O que acontece aqui e nesse momento é a evidência do desnível de tratamento e como isso afasta novos professores. A pouco tempo uma professora com larga experiência docente que passou recentemente em um concurso para uma federal me afirmou: “se eu tivesse que fazer concurso depois da nova lei de aposentadoria para a federal, eu não faria; a universidade particular me dava melhor condição de trabalho”.
Analise o quadro da educação no Brasil, a nova proposta que o governo nos fez e certamente concordará comigo que uma avaliação externa teria uma _forte chance_ de ser um gargalo por onde passariam poucos, independente da competência.
E não se engane Professor, já temos o quadro de progressão mais cruel do funcionalismo público federal. Ninguém, em nenhuma esfera pública ou privada, tem que provar que trabalhou; juntando todas as comprovações de tudo o que fez (muitas vezes tirando do bolso para pagar congressos e eventos); juntando cem, duzentas, quatrocentas folhas em um documento monstruoso; pedir a gentileza (porque ninguém gosta de fazer parte da banca) para que seus pares lhe avaliem em banca constituída; apresentar isso em colegiado; se submeter a aprovação de departamento e do CPPD.

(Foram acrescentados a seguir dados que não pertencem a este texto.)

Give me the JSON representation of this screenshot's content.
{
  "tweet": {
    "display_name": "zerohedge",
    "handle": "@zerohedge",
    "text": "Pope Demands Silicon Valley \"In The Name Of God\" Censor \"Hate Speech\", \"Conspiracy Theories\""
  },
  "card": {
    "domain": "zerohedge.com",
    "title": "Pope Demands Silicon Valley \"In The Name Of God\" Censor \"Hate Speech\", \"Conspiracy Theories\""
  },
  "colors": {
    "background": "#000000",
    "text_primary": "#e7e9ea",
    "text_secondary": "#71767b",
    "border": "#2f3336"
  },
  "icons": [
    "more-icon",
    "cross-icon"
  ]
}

Estou momentaneamente na coordenação do curso e lhe garanto, o dos técnicos administrativos (como de todas as outras pessoas mundo a fora) são quatro folhas de itens objetivos. Eu assino, o chefe do departamento assina, o CPPD aprova.
Dizer que o professor no Brasil ganha bem é no mínimo estranho. Porque sou professor com mestrado e ganho menos que um amigo também funcionário federal que tem graduação e está em um cardo de nível médio.
Concordo sim, que uma parcela de 5% dos professores ganham bem, quando depois de quase vinte anos de careira chegam perto do topo.
Mas se usarmos esse parâmetro então todos no Brasil são ricos, considerando que cerca de 5% da nossa população nada em dinheiro, enquanto cerca de mais de 50% sobrevive de trocados.
Gostaria de saber de onde vieram as informações de que “temos salários menores inclusive que países da América Latina, com PIB bem abaixo do Brasil”, e de “a média mundial da relação professor/aluno gira na casa de 1/10, no Brasil temos uma meta de 1/18”, ou ainda de que “nas grandes universidades ao redor do mundo existe a figura do pesquisador, e a figura do professor; que em alguns casos é dissociada”. Que países seriam estes? De onde saiu esta média de alunos por professor?